As we age, changes take place in the body that can affect the way they function. One of the biggest concerns families have regarding elderly loved ones is the high risk of falls. According to the CDC, one in three adults over the age of 65 will fall, causing moderate to severe injuries. In fact, falls are one of the primary reasons aging individuals move into assisted living communities. Understanding why these falls occur can help you take steps to prevent them.
Everyday hazards in the home are one of the most common causes of falls. If an electrical cord stretches across a doorway or hallway, younger individuals can easily step over it without thinking about it. The elderly are more likely to trip over the cord, even when using extreme caution. Area rugs and furniture that are out of place can also pose a risk to aging individuals.
Syncope, typically known as fainting outside the medical field, is another common reason for falls among the elderly. This condition can be caused by low blood pressure, medication side effects and other medical conditions. In some cases, it may come on suddenly, leaving an individual feeling disoriented. It also leads to falls individuals can’t remember, which can create serious medical issues.
Most people feel thirsty long before their body suffers from dehydration. As we age, the feelings of thirst can begin to dissipate.
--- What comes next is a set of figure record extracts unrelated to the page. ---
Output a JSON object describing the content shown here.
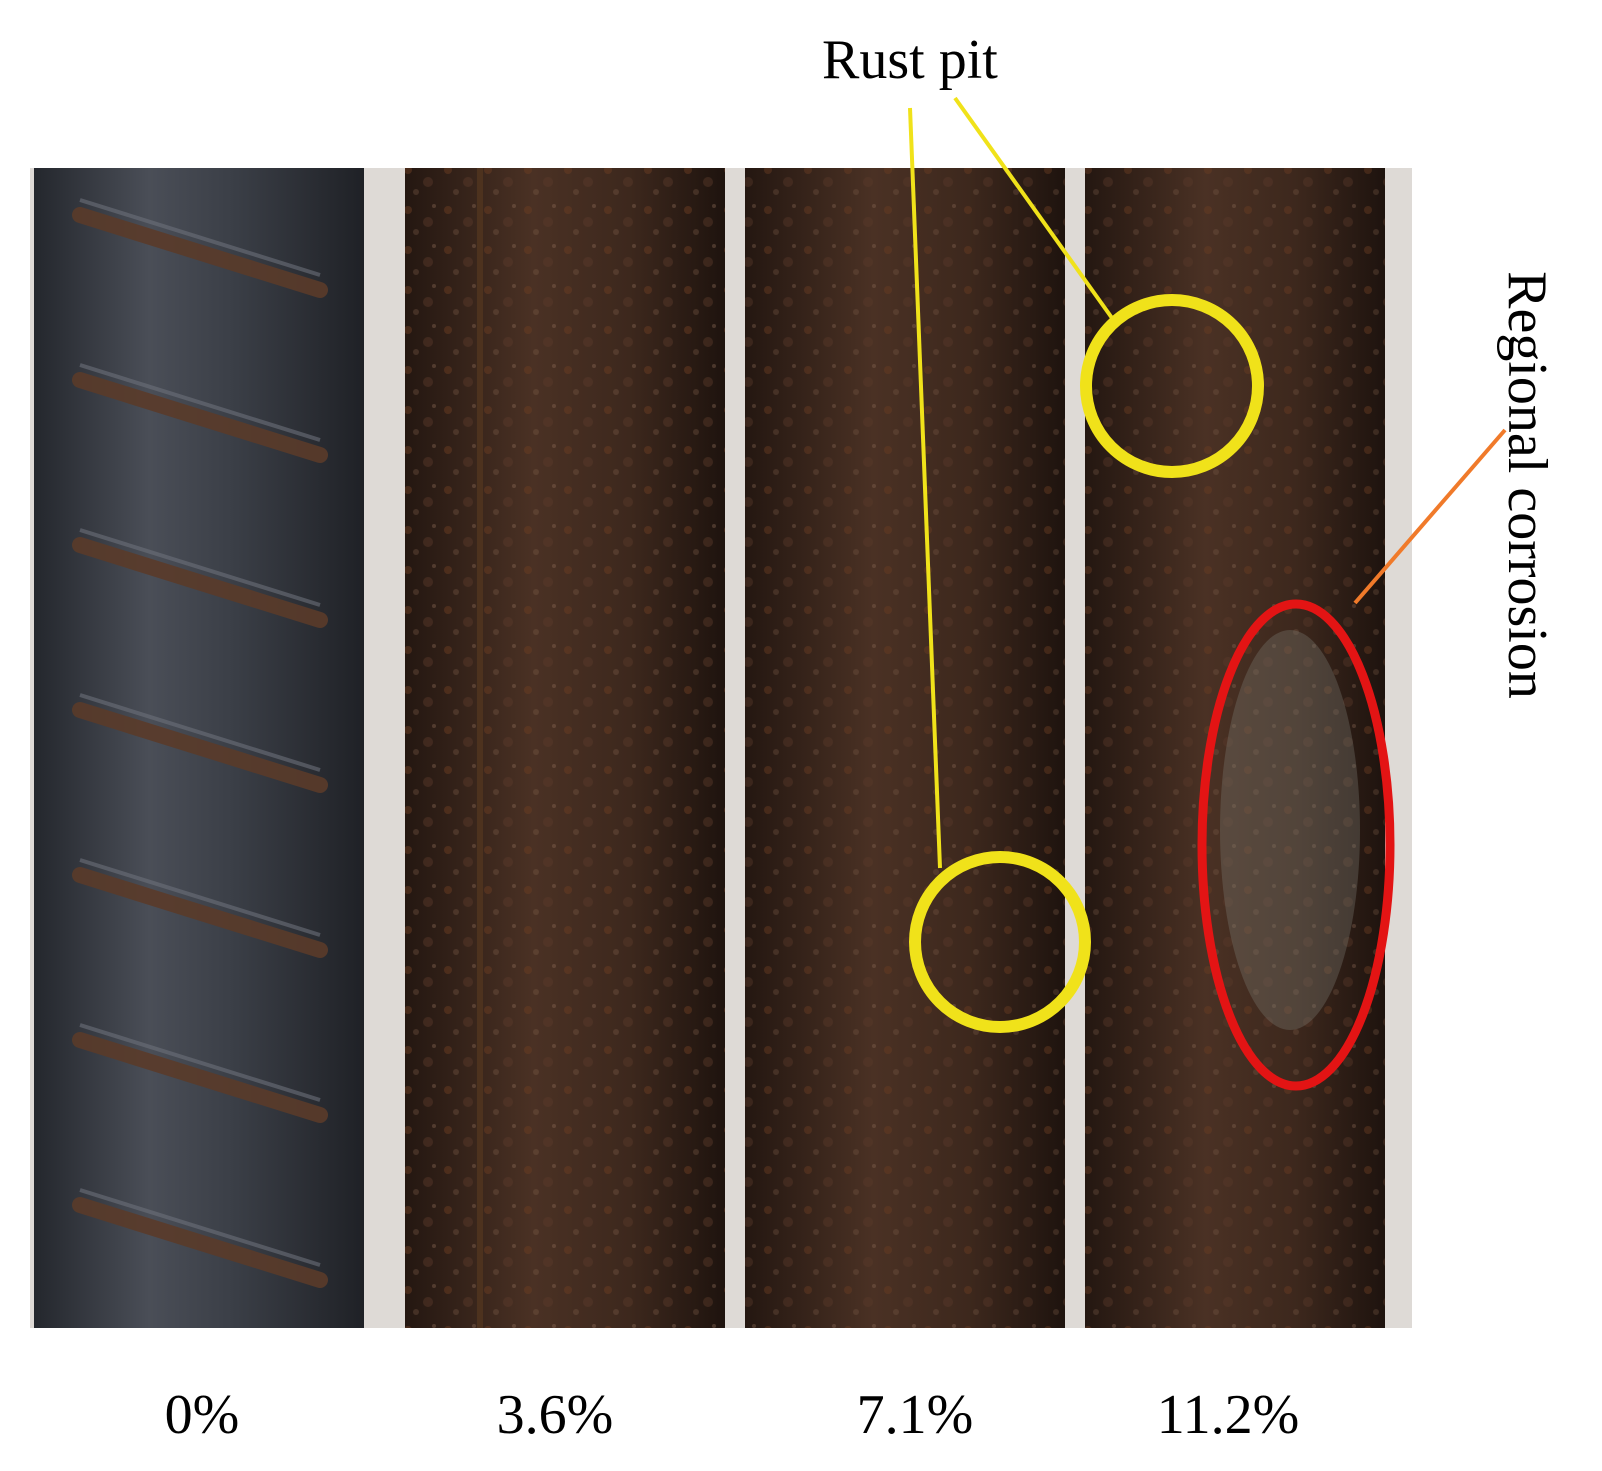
{
  "figure": {
    "annotations": {
      "rust_pit": "Rust pit",
      "regional_corrosion": "Regional corrosion"
    },
    "specimens": [
      {
        "corrosion_rate": "0%",
        "color": "#3b3e45"
      },
      {
        "corrosion_rate": "3.6%",
        "color": "#3a251b"
      },
      {
        "corrosion_rate": "7.1%",
        "color": "#3a2a21"
      },
      {
        "corrosion_rate": "11.2%",
        "color": "#3b2820"
      }
    ],
    "colors": {
      "rust_pit_marker": "#f0e21a",
      "regional_corrosion_marker": "#e31414",
      "regional_leader": "#f07a2a",
      "background_gap": "#dedad6"
    }
  }
}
Likewise, when elderly individuals live alone instead of in senior housing, they may not drink enough or even eat the right foods to supplement liquid intake. Medications can also contribute to this problem. Unfortunately, when the body is dehydrated, the risk of falls is higher.
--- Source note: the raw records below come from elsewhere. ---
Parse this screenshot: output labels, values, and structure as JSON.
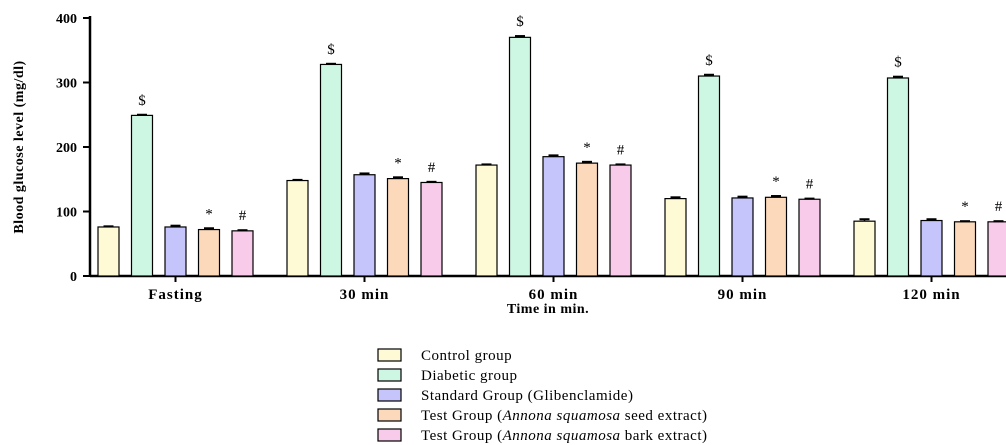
{
  "chart_data": {
    "type": "bar",
    "xlabel": "Time in min.",
    "ylabel": "Blood glucose level (mg/dl)",
    "ylim": [
      0,
      400
    ],
    "yticks": [
      0,
      100,
      200,
      300,
      400
    ],
    "grid": false,
    "legend_position": "bottom",
    "categories": [
      "Fasting",
      "30 min",
      "60 min",
      "90 min",
      "120 min"
    ],
    "series": [
      {
        "name": "Control group",
        "color": "#fdfad5",
        "values": [
          76,
          148,
          172,
          120,
          85
        ],
        "errors": [
          1,
          1,
          1,
          2,
          3
        ],
        "marks": [
          "",
          "",
          "",
          "",
          ""
        ]
      },
      {
        "name": "Diabetic group",
        "color": "#cdf6e3",
        "values": [
          249,
          328,
          370,
          310,
          307
        ],
        "errors": [
          1,
          1,
          2,
          2,
          2
        ],
        "marks": [
          "$",
          "$",
          "$",
          "$",
          "$"
        ]
      },
      {
        "name": "Standard Group (Glibenclamide)",
        "color": "#c5c5fb",
        "values": [
          76,
          157,
          185,
          121,
          86
        ],
        "errors": [
          2,
          2,
          2,
          2,
          2
        ],
        "marks": [
          "",
          "",
          "",
          "",
          ""
        ]
      },
      {
        "name_parts": [
          "Test Group (",
          "Annona squamosa",
          " seed extract)"
        ],
        "color": "#fcd9bb",
        "values": [
          72,
          151,
          175,
          122,
          84
        ],
        "errors": [
          2,
          2,
          2,
          2,
          1
        ],
        "marks": [
          "*",
          "*",
          "*",
          "*",
          "*"
        ]
      },
      {
        "name_parts": [
          "Test Group (",
          "Annona squamosa",
          " bark extract)"
        ],
        "color": "#f9cbea",
        "values": [
          70,
          145,
          172,
          119,
          84
        ],
        "errors": [
          1,
          1,
          1,
          1,
          1
        ],
        "marks": [
          "#",
          "#",
          "#",
          "#",
          "#"
        ]
      }
    ]
  }
}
Younger, healthy individuals can more easily react when they begin to fall, bracing themselves to prevent the fall. As the body ages, reaction times can dramatically increase. This means older residents may not be able to stop the same falls. Assisted living communities are designed to protect residents from falls and give them fast access to the help they need if they do experience a fall.
The brain undergoes changes as individuals age. This can lead to problems with balance and depth perception. Vision begins to deteriorate and fluid can build up in the ears. These problems can cause an individual to fall, even when there are no obstacles. Seeing a doctor on a regular basis can identify these problems and help reduce the risk of falling.
While anyone can fall, seniors are more likely than any other adult age group to experience falls. They are also at an increased risk for serious injuries as a result of a fall. Understanding the primary causes of these falls can help prevent them. This is increasingly important if your elderly loved one doesn’t reside in assisted living communities.